Even though Thorkel then in turn comes from something like "Thor's helmet" (which sounds very likely), I would say that getting "Thorkelson = Thor's helmet's son" out of it would be stretching it...

As for the explanation of the name Thorkel that is Swedish/Norwegian/Danish/Icelandic - when it goes back to Old Norse they're all the same.

A guy called Thor as first name would (indirectly) be named after the god - while a guy called Thorson as last name would be the son of Thor=his father, not the god .

I hope that could help clarify a few things.


----------



## Magb

For the record, if you want the phrase in Old Norse rather than in modern Icelandic it would be *Sonr Þórs*. Another Old Norse word for "son" is *mǫgr*.


----------



## 'Islendingur

I see that this thread is somewhat old, but I just "accidentally" found it.  If it helps any here are the opinions of an Icelander.  "Son of Thor" is spelled  "*Sonur Þórs*" in Icelandic. The Norwegian is correct about the old way of spelling it. (Sonr Þórs). However, we Icelanders do not (generally) use family names, and instead almost everybody´s last name is Þórsson, Björnsson, Guðmundsson, Guðmundsdóttir, Björnsdóttir and so on. I.e., you are simply the "son" or "daughter" of your father. Note the use of two s´s.  Now, without some more investigating, the names Þór and Þorkell are absolutely not the same.

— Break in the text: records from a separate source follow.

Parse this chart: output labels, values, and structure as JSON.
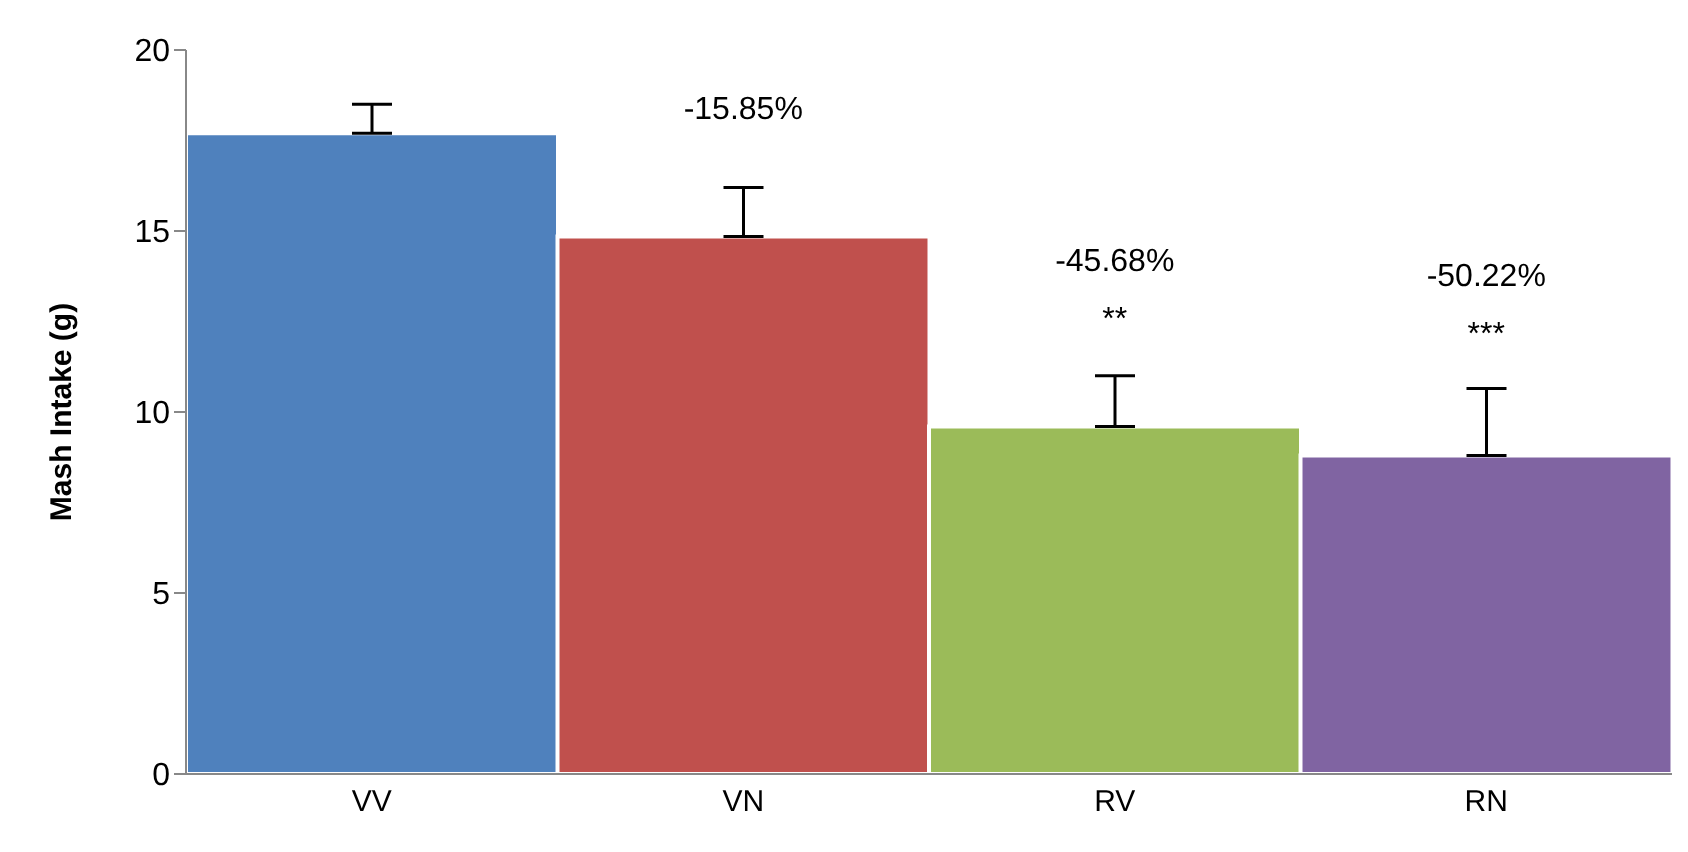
{
  "chart_data": {
    "type": "bar",
    "ylabel": "Mash Intake (g)",
    "categories": [
      "VV",
      "VN",
      "RV",
      "RN"
    ],
    "values": [
      17.7,
      14.85,
      9.6,
      8.8
    ],
    "colors": [
      "#4f81bd",
      "#c0504d",
      "#9bbb59",
      "#8064a2"
    ],
    "errors": [
      0.8,
      1.35,
      1.4,
      1.85
    ],
    "ylim": [
      0,
      20
    ],
    "yticks": [
      0,
      5,
      10,
      15,
      20
    ],
    "grid": false,
    "legend": false,
    "annotations": [
      "-15.85%",
      "-45.68%",
      "**",
      "-50.22%",
      "***"
    ]
  }
}
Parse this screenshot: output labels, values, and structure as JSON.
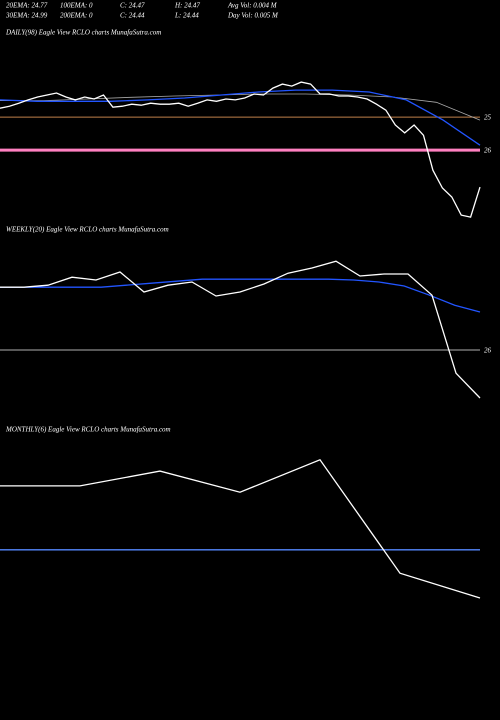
{
  "header": [
    "20EMA: 24.77",
    "100EMA: 0",
    "C: 24.47",
    "H: 24.47",
    "Avg Vol: 0.004 M",
    "30EMA: 24.99",
    "200EMA: 0",
    "C: 24.44",
    "L: 24.44",
    "Day Vol: 0.005 M"
  ],
  "chart_data": [
    {
      "type": "line",
      "title": "DAILY(98) Eagle View  RCLO charts MunafaSutra.com",
      "ylim": [
        28.27,
        22.36
      ],
      "yticks": [
        25,
        26
      ],
      "grid_colors": [
        "#c0804a",
        "#ff80c0"
      ],
      "series": [
        {
          "color": "#aaaaaa",
          "values": [
            24.5,
            24.5,
            24.45,
            24.4,
            24.36,
            24.33,
            24.3,
            24.3,
            24.33,
            24.39,
            24.55,
            25.09
          ]
        },
        {
          "color": "#2255ff",
          "values": [
            24.48,
            24.52,
            24.52,
            24.52,
            24.48,
            24.42,
            24.33,
            24.24,
            24.18,
            24.18,
            24.24,
            24.48,
            25.09,
            25.85
          ]
        },
        {
          "color": "#ffffff",
          "values": [
            24.73,
            24.67,
            24.58,
            24.48,
            24.39,
            24.33,
            24.27,
            24.39,
            24.48,
            24.39,
            24.45,
            24.33,
            24.7,
            24.67,
            24.61,
            24.64,
            24.58,
            24.61,
            24.61,
            24.58,
            24.67,
            24.58,
            24.48,
            24.52,
            24.45,
            24.48,
            24.42,
            24.3,
            24.33,
            24.12,
            24.0,
            24.06,
            23.94,
            24.0,
            24.3,
            24.3,
            24.36,
            24.36,
            24.39,
            24.45,
            24.61,
            24.79,
            25.24,
            25.48,
            25.24,
            25.55,
            26.61,
            27.15,
            27.42,
            27.97,
            28.03,
            27.12
          ]
        }
      ]
    },
    {
      "type": "line",
      "title": "WEEKLY(20) Eagle View  RCLO charts MunafaSutra.com",
      "ylim": [
        27.25,
        23.25
      ],
      "yticks": [
        26
      ],
      "grid_colors": [
        "#b0b0b0"
      ],
      "series": [
        {
          "color": "#2255ff",
          "values": [
            24.43,
            24.43,
            24.43,
            24.43,
            24.43,
            24.38,
            24.33,
            24.28,
            24.23,
            24.23,
            24.23,
            24.23,
            24.23,
            24.23,
            24.25,
            24.3,
            24.4,
            24.63,
            24.88,
            25.05
          ]
        },
        {
          "color": "#ffffff",
          "values": [
            24.43,
            24.43,
            24.38,
            24.18,
            24.25,
            24.05,
            24.55,
            24.38,
            24.3,
            24.65,
            24.55,
            24.35,
            24.08,
            23.95,
            23.78,
            24.15,
            24.1,
            24.1,
            24.63,
            26.58,
            27.2
          ]
        }
      ]
    },
    {
      "type": "line",
      "title": "MONTHLY(6) Eagle View  RCLO charts MunafaSutra.com",
      "ylim": [
        27.5,
        23.5
      ],
      "yticks": [],
      "grid_colors": [],
      "series": [
        {
          "color": "#5588ff",
          "values": [
            25.94,
            25.94
          ]
        },
        {
          "color": "#ffffff",
          "values": [
            24.52,
            24.52,
            24.19,
            24.66,
            23.94,
            26.46,
            27.01
          ]
        }
      ]
    }
  ]
}
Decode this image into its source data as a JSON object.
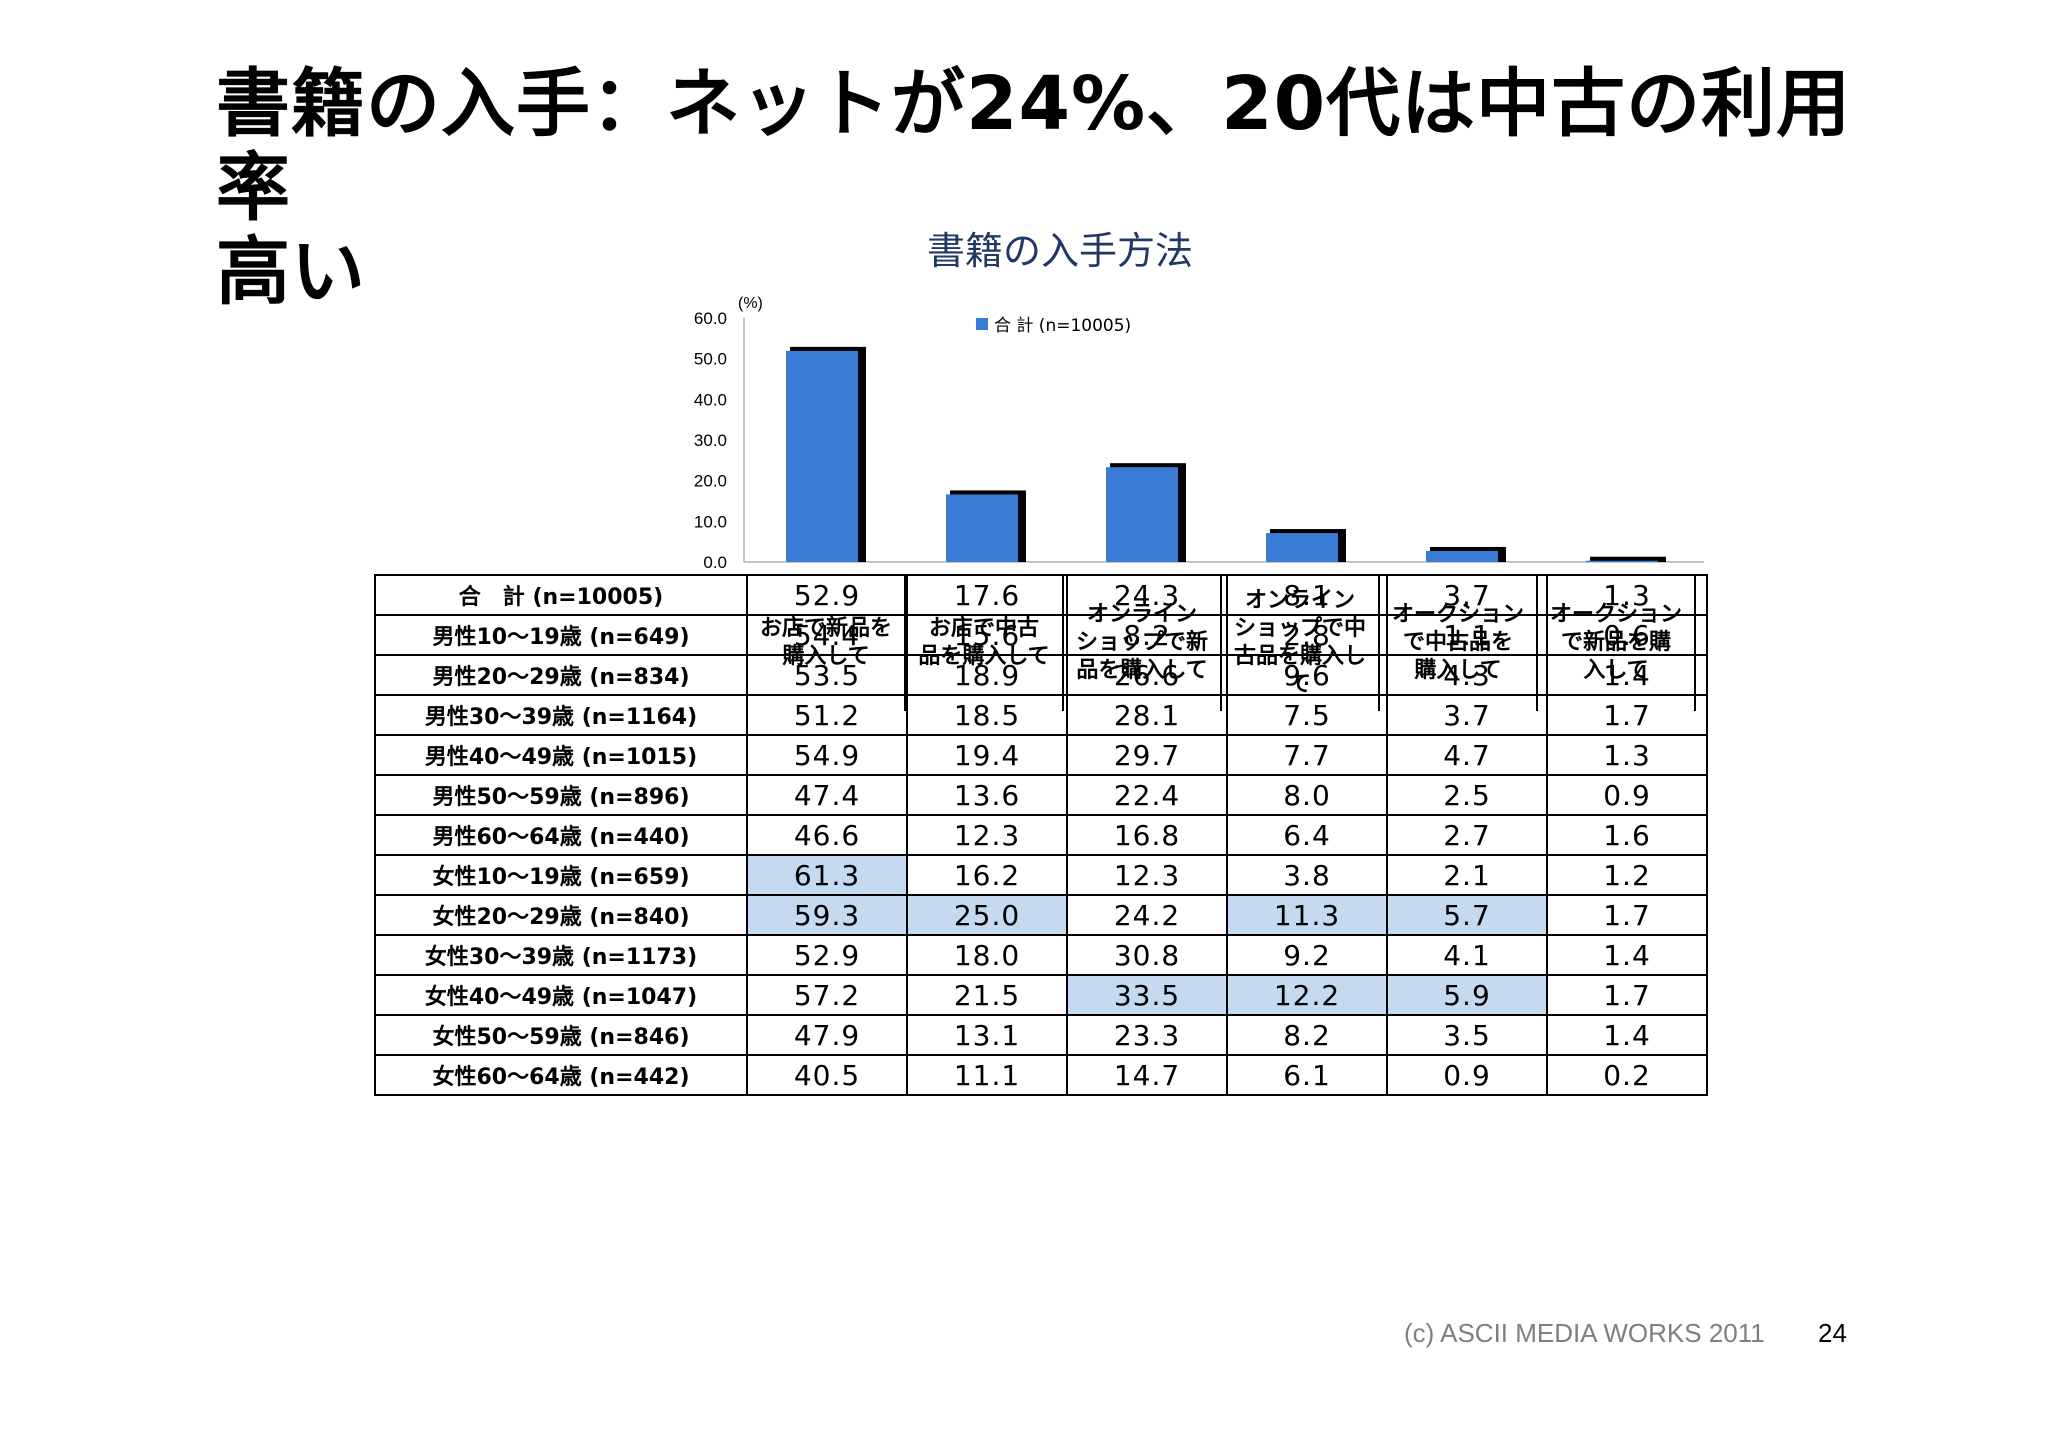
{
  "slide": {
    "title_line1": "書籍の入手：ネットが24%、20代は中古の利用率",
    "title_line2": "高い",
    "footer": "(c) ASCII MEDIA WORKS 2011",
    "page_number": "24"
  },
  "chart_data": {
    "type": "bar",
    "title": "書籍の入手方法",
    "unit_label": "(%)",
    "ylim": [
      0,
      60
    ],
    "yticks": [
      "60.0",
      "50.0",
      "40.0",
      "30.0",
      "20.0",
      "10.0",
      "0.0"
    ],
    "legend_placement": "top-center",
    "bar_color": "#3a7bd5",
    "categories": [
      [
        "お店で新品を",
        "購入して"
      ],
      [
        "お店で中古",
        "品を購入して"
      ],
      [
        "オンライン",
        "ショップで新",
        "品を購入して"
      ],
      [
        "オンライン",
        "ショップで中",
        "古品を購入し",
        "て"
      ],
      [
        "オークション",
        "で中古品を",
        "購入して"
      ],
      [
        "オークション",
        "で新品を購",
        "入して"
      ]
    ],
    "series": [
      {
        "name": "合 計 (n=10005)",
        "values": [
          52.9,
          17.6,
          24.3,
          8.1,
          3.7,
          1.3
        ]
      }
    ]
  },
  "table": {
    "highlight_color": "#c5d9f1",
    "rows": [
      {
        "label": "合　計 (n=10005)",
        "values": [
          "52.9",
          "17.6",
          "24.3",
          "8.1",
          "3.7",
          "1.3"
        ],
        "highlight": []
      },
      {
        "label": "男性10～19歳 (n=649)",
        "values": [
          "54.4",
          "15.6",
          "8.2",
          "2.8",
          "1.1",
          "0.6"
        ],
        "highlight": []
      },
      {
        "label": "男性20～29歳 (n=834)",
        "values": [
          "53.5",
          "18.9",
          "26.6",
          "9.6",
          "4.3",
          "1.4"
        ],
        "highlight": []
      },
      {
        "label": "男性30～39歳 (n=1164)",
        "values": [
          "51.2",
          "18.5",
          "28.1",
          "7.5",
          "3.7",
          "1.7"
        ],
        "highlight": []
      },
      {
        "label": "男性40～49歳 (n=1015)",
        "values": [
          "54.9",
          "19.4",
          "29.7",
          "7.7",
          "4.7",
          "1.3"
        ],
        "highlight": []
      },
      {
        "label": "男性50～59歳 (n=896)",
        "values": [
          "47.4",
          "13.6",
          "22.4",
          "8.0",
          "2.5",
          "0.9"
        ],
        "highlight": []
      },
      {
        "label": "男性60～64歳 (n=440)",
        "values": [
          "46.6",
          "12.3",
          "16.8",
          "6.4",
          "2.7",
          "1.6"
        ],
        "highlight": []
      },
      {
        "label": "女性10～19歳 (n=659)",
        "values": [
          "61.3",
          "16.2",
          "12.3",
          "3.8",
          "2.1",
          "1.2"
        ],
        "highlight": [
          0
        ]
      },
      {
        "label": "女性20～29歳 (n=840)",
        "values": [
          "59.3",
          "25.0",
          "24.2",
          "11.3",
          "5.7",
          "1.7"
        ],
        "highlight": [
          0,
          1,
          3,
          4
        ]
      },
      {
        "label": "女性30～39歳 (n=1173)",
        "values": [
          "52.9",
          "18.0",
          "30.8",
          "9.2",
          "4.1",
          "1.4"
        ],
        "highlight": []
      },
      {
        "label": "女性40～49歳 (n=1047)",
        "values": [
          "57.2",
          "21.5",
          "33.5",
          "12.2",
          "5.9",
          "1.7"
        ],
        "highlight": [
          2,
          3,
          4
        ]
      },
      {
        "label": "女性50～59歳 (n=846)",
        "values": [
          "47.9",
          "13.1",
          "23.3",
          "8.2",
          "3.5",
          "1.4"
        ],
        "highlight": []
      },
      {
        "label": "女性60～64歳 (n=442)",
        "values": [
          "40.5",
          "11.1",
          "14.7",
          "6.1",
          "0.9",
          "0.2"
        ],
        "highlight": []
      }
    ]
  }
}
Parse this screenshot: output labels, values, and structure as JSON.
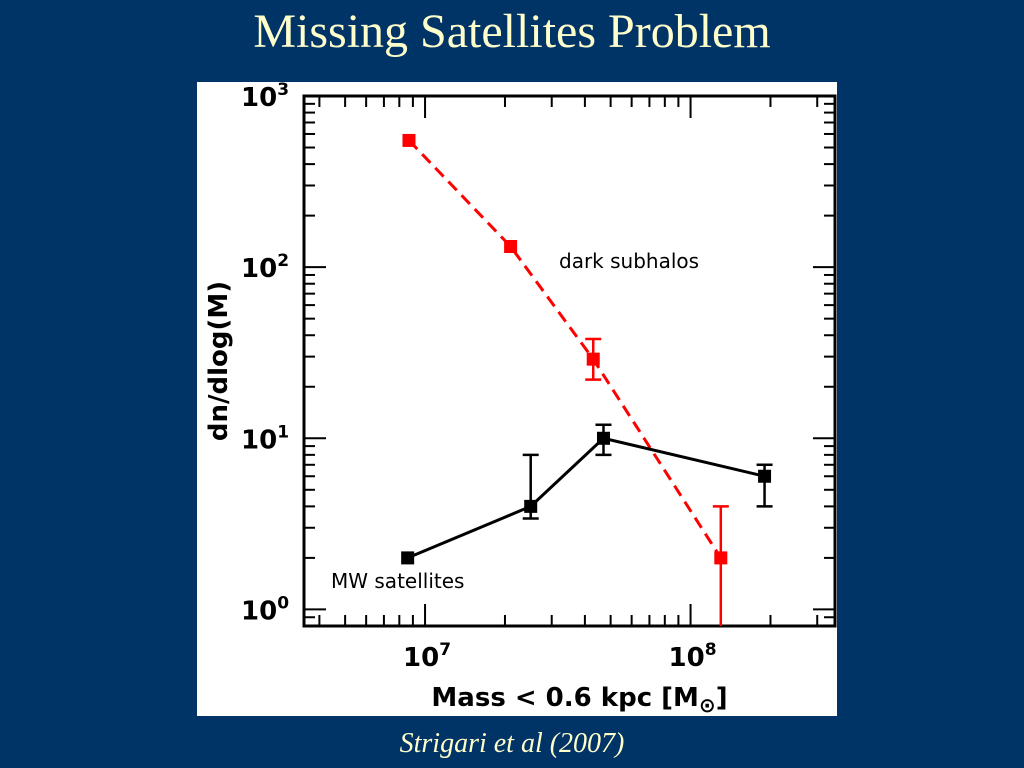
{
  "slide": {
    "title": "Missing Satellites Problem",
    "citation": "Strigari et al (2007)"
  },
  "chart_data": {
    "type": "line",
    "xlabel": "Mass < 0.6 kpc [M",
    "xlabel_symbol": "⊙",
    "xlabel_close": "]",
    "ylabel": "dn/dlog(M)",
    "x_scale": "log",
    "y_scale": "log",
    "xlim": [
      3500000,
      350000000
    ],
    "ylim": [
      0.8,
      1000
    ],
    "x_ticks": [
      {
        "value": 10000000,
        "base": "10",
        "exp": "7"
      },
      {
        "value": 100000000,
        "base": "10",
        "exp": "8"
      }
    ],
    "y_ticks": [
      {
        "value": 1,
        "base": "10",
        "exp": "0"
      },
      {
        "value": 10,
        "base": "10",
        "exp": "1"
      },
      {
        "value": 100,
        "base": "10",
        "exp": "2"
      },
      {
        "value": 1000,
        "base": "10",
        "exp": "3"
      }
    ],
    "series": [
      {
        "name": "dark subhalos",
        "color": "#ff0000",
        "dashed": true,
        "points": [
          {
            "x": 8700000,
            "y": 550
          },
          {
            "x": 21000000,
            "y": 132
          },
          {
            "x": 43000000,
            "y": 29,
            "err_low": 22,
            "err_high": 38
          },
          {
            "x": 130000000,
            "y": 2.0,
            "err_low": 0.8,
            "err_high": 4.0
          }
        ]
      },
      {
        "name": "MW satellites",
        "color": "#000000",
        "dashed": false,
        "points": [
          {
            "x": 8600000,
            "y": 2.0
          },
          {
            "x": 25000000,
            "y": 4.0,
            "err_low": 3.4,
            "err_high": 8.0
          },
          {
            "x": 47000000,
            "y": 10,
            "err_low": 8,
            "err_high": 12
          },
          {
            "x": 190000000,
            "y": 6.0,
            "err_low": 4.0,
            "err_high": 7.0
          }
        ]
      }
    ],
    "annotations": [
      {
        "text": "dark subhalos",
        "color": "#ff0000"
      },
      {
        "text": "MW satellites",
        "color": "#000000"
      }
    ]
  }
}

So, do not confuse the two, or at least they are totally different names in modern Icelandic.  And just to clarify the two versions a little; If someone says "I am the SON OF ÞÓR", he is making a statement, and it would in my mind be more appropriate on somebody´s tattoo.  On the other hand, saying "I am BJARNI ÞÓRSSON" , you would simply be saying your name.  Hope this helps a little, and by all means do not use these translating machines, sonur AF Þór is nothing short of an eyesore to someone that knows the language. We just do not arrange the words that way, even though the translation is technically (literally) correct.


----------